At a chance meeting with Zhou Yu (Gong Li), an extremely timid librarian and aspiring poet Chen Qing (Tony Leung Ka-fai, Ashes Of Time, Actress, Island of Greed) hands her a poem and quickly leaves. Intrigued by such a timid approach, and such a beautiful verse, Zhou tracks its writer down. So begins a passionate affair, with Zhou travelling a long train ride every week to be with him, yet never getting past his shyness.
Then on the train Zhou meets Zhang Qiang (Sun Honglei, The Road Home), a brash local vet who could not be more different to Chen. Exuding confidence he has every intention of pursuing her until she gives in. When Chen’s job takes him to Tibet, Zhou’s friendship with Zhang blossoms into much more, and she must decide who she really wants to be with…
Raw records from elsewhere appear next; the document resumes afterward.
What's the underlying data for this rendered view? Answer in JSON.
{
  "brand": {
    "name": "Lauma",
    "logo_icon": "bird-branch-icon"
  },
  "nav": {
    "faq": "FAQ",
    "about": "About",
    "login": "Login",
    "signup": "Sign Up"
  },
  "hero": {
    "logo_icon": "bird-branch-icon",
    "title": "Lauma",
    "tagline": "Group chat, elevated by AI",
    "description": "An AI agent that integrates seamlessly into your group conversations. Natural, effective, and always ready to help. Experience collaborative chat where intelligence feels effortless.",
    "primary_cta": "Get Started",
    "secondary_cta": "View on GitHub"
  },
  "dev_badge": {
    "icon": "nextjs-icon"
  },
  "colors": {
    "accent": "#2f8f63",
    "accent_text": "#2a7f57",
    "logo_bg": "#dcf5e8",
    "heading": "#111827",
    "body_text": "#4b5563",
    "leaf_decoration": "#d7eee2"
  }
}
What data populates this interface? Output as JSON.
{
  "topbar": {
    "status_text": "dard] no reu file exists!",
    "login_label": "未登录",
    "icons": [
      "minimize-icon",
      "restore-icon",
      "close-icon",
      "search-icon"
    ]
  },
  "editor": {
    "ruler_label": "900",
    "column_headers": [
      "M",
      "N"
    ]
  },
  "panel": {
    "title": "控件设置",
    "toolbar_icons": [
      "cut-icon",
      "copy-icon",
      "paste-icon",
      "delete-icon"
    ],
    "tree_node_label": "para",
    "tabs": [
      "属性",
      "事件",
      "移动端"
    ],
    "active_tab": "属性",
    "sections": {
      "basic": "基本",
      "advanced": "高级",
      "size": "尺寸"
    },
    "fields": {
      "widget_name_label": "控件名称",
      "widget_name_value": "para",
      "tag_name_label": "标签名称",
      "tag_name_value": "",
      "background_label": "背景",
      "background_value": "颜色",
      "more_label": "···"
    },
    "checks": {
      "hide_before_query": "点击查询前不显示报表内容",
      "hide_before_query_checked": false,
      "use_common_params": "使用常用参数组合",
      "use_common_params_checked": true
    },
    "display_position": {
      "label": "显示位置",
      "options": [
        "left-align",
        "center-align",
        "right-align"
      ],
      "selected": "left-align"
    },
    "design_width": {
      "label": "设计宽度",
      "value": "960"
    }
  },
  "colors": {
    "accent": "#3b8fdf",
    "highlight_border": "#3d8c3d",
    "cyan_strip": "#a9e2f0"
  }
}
Like much of Wong Kar-wai’s work, Zhou Yu’s tale unravels in snatches, beautiful yet non-linear in form, but without out the resonance of say In the Mood for Love. Different to Breaking The Silence in style and content, Zhou Yu leaves behind the more handheld, documentary style for stunning and far more considered cinematography.
The character of Zhou Yu is a refreshing change from how women have previously been portrayed in Chinese movies. Sexually forward if not almost predatory, unusual for anything other than concubines or prostitute. (Both of which Gong Li has previously played.) Like it’s predecessor the acting is again superb all round.
The films only drawback comes from Gong Li’s second appearance as the story’s narrator, sporting shortly cropped hair. A clumsy device that only succeeds in confusing the viewer. Forced elements jar with the whole, and seem only present in order to attempt a satisfying conclusion. Like it had not been thought out well enough, or was hurriedly and haphazardly changed.
Overall, though, this is still an impressive work. Full of unspoken feelings, missed opportunities and, yes, literally missed trains – it’s a maturely told love story for the romantic in all of us.
Just don’t take the bus…
Distributor: Megastar (Hong Kong)
Perfect transfer of the film in audio and video, but no real extras.